I also knew that with the budget cuts coming, the chances of doing more than football were going to be few and far between and I really enjoy doing the ice hockey, basketball and boxing. But the feedback I was getting was that the station couldn’t afford my time to do that stuff, I was needed just to do football. I love football, but I am a sports journalist and the test you get as a broadcaster doing different sports is important.
For most people me leaving Radio Sheffield hasn’t happened yet, because I have continued to work on a freelance basis three nights a week, which has been great. I am very grateful that has been the case because I love the show. The bosses have been good to me and it is great to still be able to work for them, what the future holds I don’t know, but as long as they want me on the radio then I will continue to do the show.
The football phone-in was pioneered by Radio Sheffield as Praise or Grumble back in the 1980s and is as popular as ever now, running six nights a week. Why is there such an appetite for it in South Yorkshire, especially given the varying fortunes of the Sheffield clubs?
We are bunch of nosey parkers and we have six teams that we all seem to take a keen interest in the fortunes of. It’s strange because even on a quiet night, people always want to talk. It’s great.
Brian the Blade talks sense. Discuss.
Brian is very funny I have had the pleasure of meeting him a few times and it has been good fun. People think he is a plant and we pay him to come on to stir things up. I can assure you we don’t, he comes on all on his own.

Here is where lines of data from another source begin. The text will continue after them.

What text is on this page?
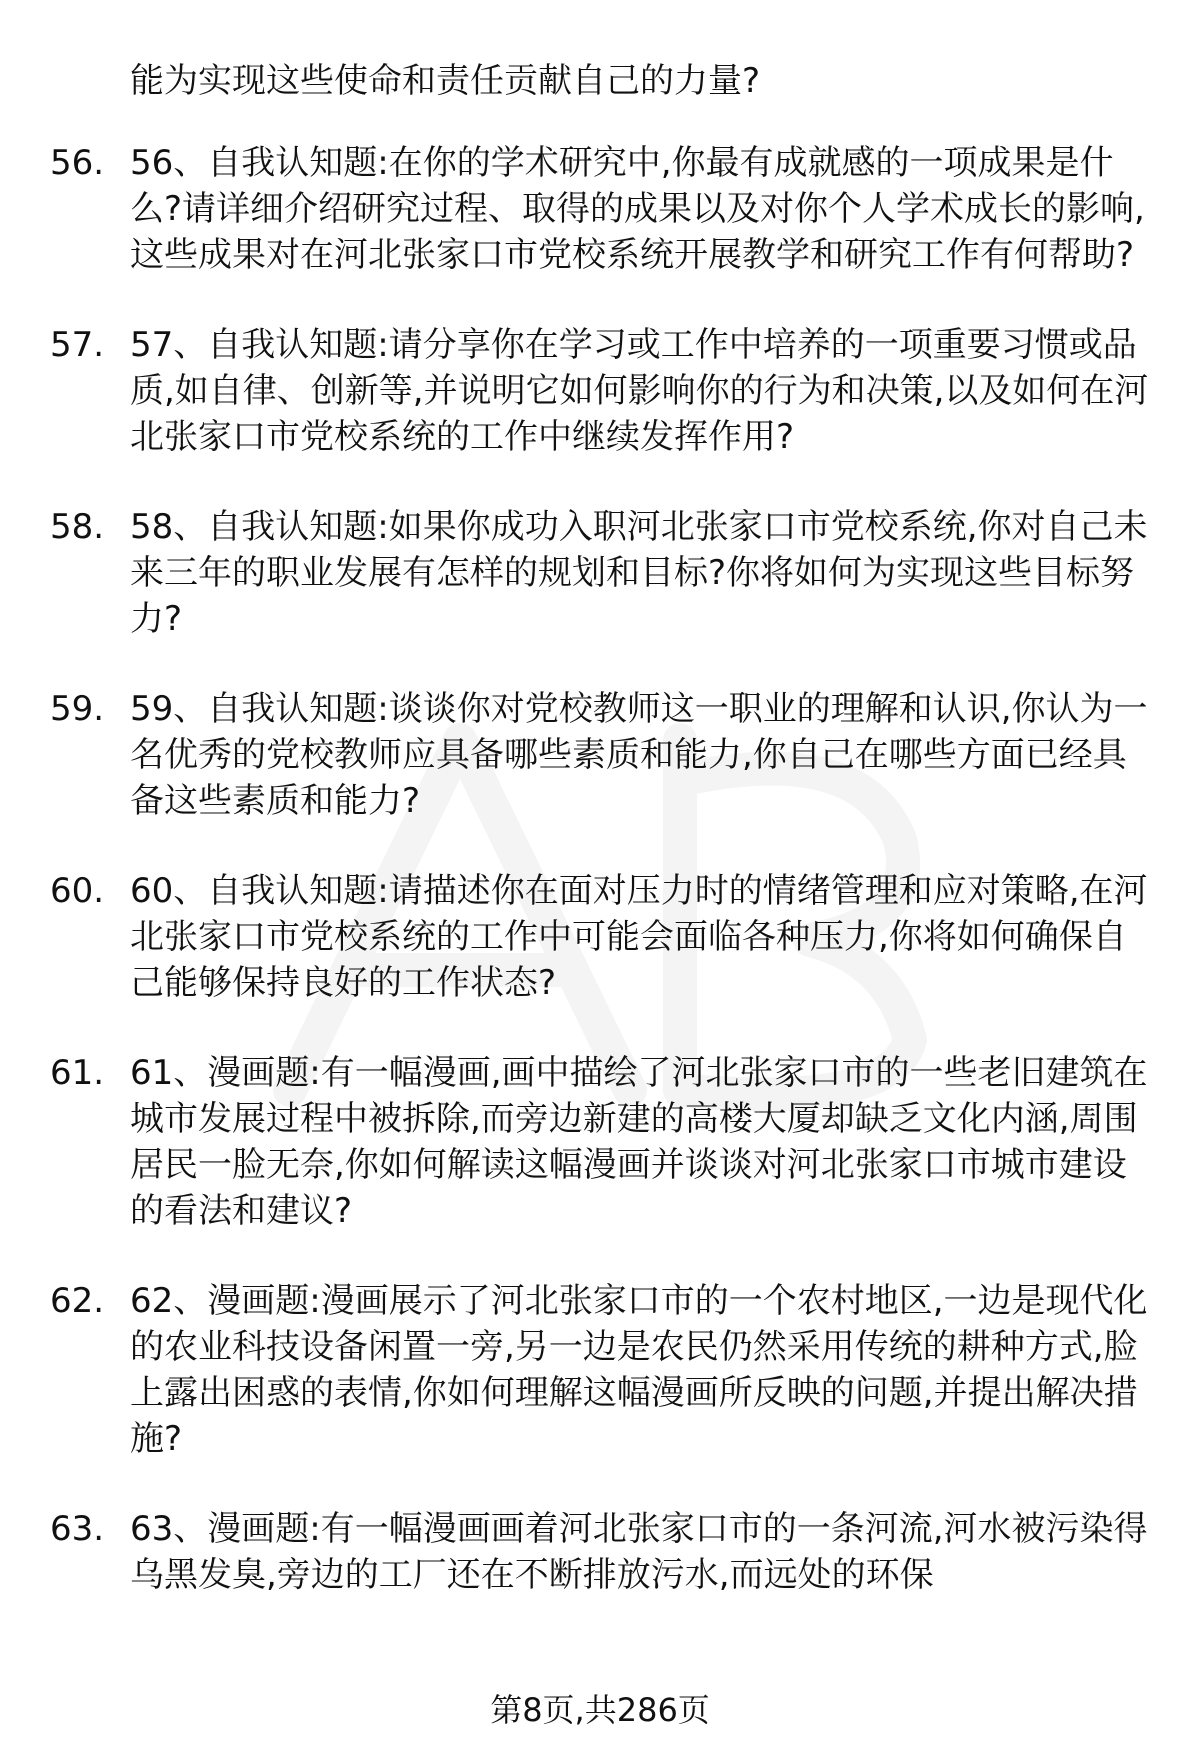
能为实现这些使命和责任贡献自己的力量?
56. 56、自我认知题:在你的学术研究中,你最有成就感的一项成果是什么?请详细介绍研究过程、取得的成果以及对你个人学术成长的影响,这些成果对在河北张家口市党校系统开展教学和研究工作有何帮助?
57. 57、自我认知题:请分享你在学习或工作中培养的一项重要习惯或品质,如自律、创新等,并说明它如何影响你的行为和决策,以及如何在河北张家口市党校系统的工作中继续发挥作用?
58. 58、自我认知题:如果你成功入职河北张家口市党校系统,你对自己未来三年的职业发展有怎样的规划和目标?你将如何为实现这些目标努力?
59. 59、自我认知题:谈谈你对党校教师这一职业的理解和认识,你认为一名优秀的党校教师应具备哪些素质和能力,你自己在哪些方面已经具备这些素质和能力?
60. 60、自我认知题:请描述你在面对压力时的情绪管理和应对策略,在河北张家口市党校系统的工作中可能会面临各种压力,你将如何确保自己能够保持良好的工作状态?
61. 61、漫画题:有一幅漫画,画中描绘了河北张家口市的一些老旧建筑在城市发展过程中被拆除,而旁边新建的高楼大厦却缺乏文化内涵,周围居民一脸无奈,你如何解读这幅漫画并谈谈对河北张家口市城市建设的看法和建议?
62. 62、漫画题:漫画展示了河北张家口市的一个农村地区,一边是现代化的农业科技设备闲置一旁,另一边是农民仍然采用传统的耕种方式,脸上露出困惑的表情,你如何理解这幅漫画所反映的问题,并提出解决措施?
63. 63、漫画题:有一幅漫画画着河北张家口市的一条河流,河水被污染得乌黑发臭,旁边的工厂还在不断排放污水,而远处的环保
第8页,共286页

He knows a lot about football and as he tells us he knows a lot about the local football scene. I think more importantly than that he likes to get people talking and if he can say something that can stir the pot then he will, sometimes at the expense of himself.
I enjoy him as a caller because he takes it usually in the right spirit, at least twice a season he makes a formal complaint about me and tries to get me sacked, but most of the time we do ok.

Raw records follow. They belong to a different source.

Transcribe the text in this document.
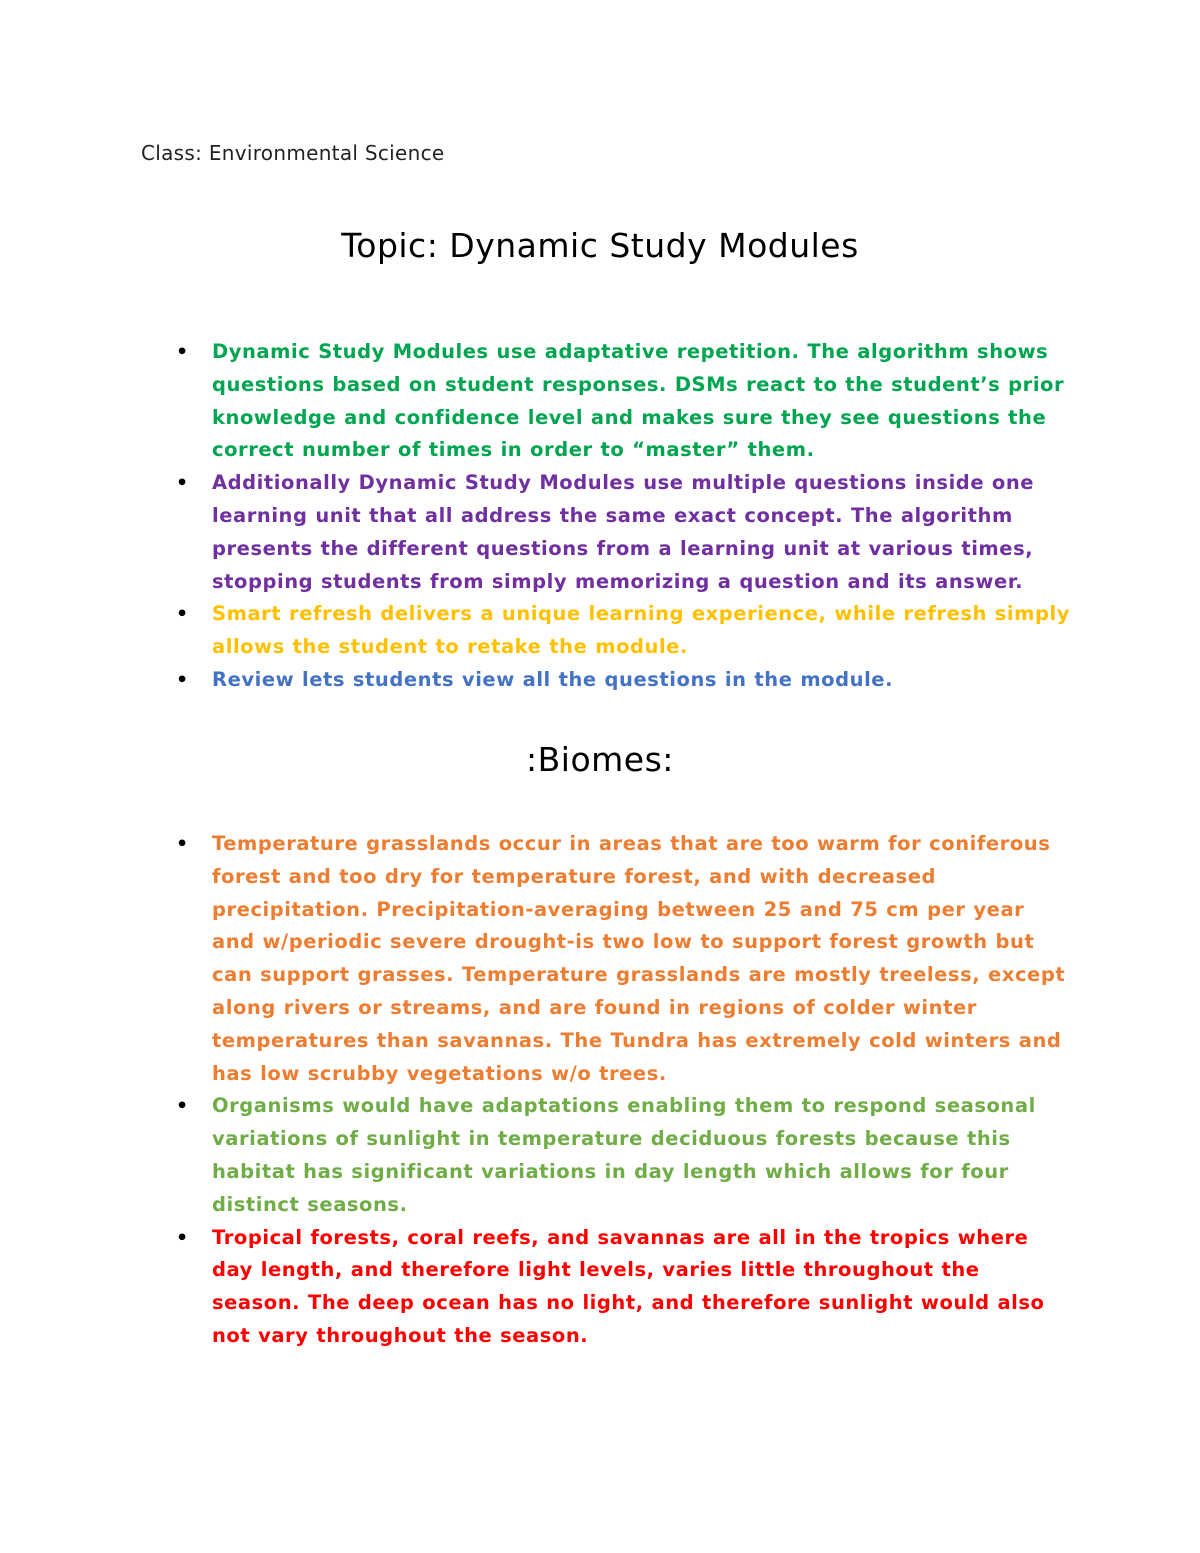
Class: Environmental Science
Topic: Dynamic Study Modules
• Dynamic Study Modules use adaptative repetition. The algorithm shows questions based on student responses. DSMs react to the student’s prior knowledge and confidence level and makes sure they see questions the correct number of times in order to “master” them.
• Additionally Dynamic Study Modules use multiple questions inside one learning unit that all address the same exact concept. The algorithm presents the different questions from a learning unit at various times, stopping students from simply memorizing a question and its answer.
• Smart refresh delivers a unique learning experience, while refresh simply allows the student to retake the module.
• Review lets students view all the questions in the module.
:Biomes:
• Temperature grasslands occur in areas that are too warm for coniferous forest and too dry for temperature forest, and with decreased precipitation. Precipitation-averaging between 25 and 75 cm per year and w/periodic severe drought-is two low to support forest growth but can support grasses. Temperature grasslands are mostly treeless, except along rivers or streams, and are found in regions of colder winter temperatures than savannas. The Tundra has extremely cold winters and has low scrubby vegetations w/o trees.
• Organisms would have adaptations enabling them to respond seasonal variations of sunlight in temperature deciduous forests because this habitat has significant variations in day length which allows for four distinct seasons.
• Tropical forests, coral reefs, and savannas are all in the tropics where day length, and therefore light levels, varies little throughout the season. The deep ocean has no light, and therefore sunlight would also not vary throughout the season.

If the BBC’s Delivering Quality First proposals go through, we could see drastic changes to Radio Sheffield, in particular to the sports coverage. What concerns you most about the possible impact of this?
In my opinion the proposals are disappointing because I have fought for 13 years of my life to give the listeners in South Yorkshire and North Derbyshire the best product we can, but now for that, in grand scheme of things to go by the wayside is upsetting.
Not being able to travel to watch your local side play leaves you with only half a story, how can you be a journalist and deliver stories if you can’t watch the team play away from home? It would also force Radio Sheffield’s hand as to what games we cover and potentially it could mean we have to put up four commentary teams to satisfy other station’s needs, doubling the cost of our current commentary costs.
I accept and understand there need to be cut backs and that will hurt somewhere along the line. But this idea seems flawed and I really hope the people of South Yorkshire speak up and tell those at the BBC Trust who will make the decisions that they should think again.
What can people do to comment on the proposals?
Got to the BBC Trust website and tell ’em what you think whichever side of the fence you are on. It is a consultation so please give them something to consider.
As well as away game commentaries being hosted by the home club’s BBC radio station, the proposed cuts to Radio Sheffield could also see networked afternoon shows coming from Leeds and a cut to Sheffield-based evening programming, including the show that champions new local music, BBC Introducing Sheffield.
The window for commenting on the proposals closes on 21 December, 2011.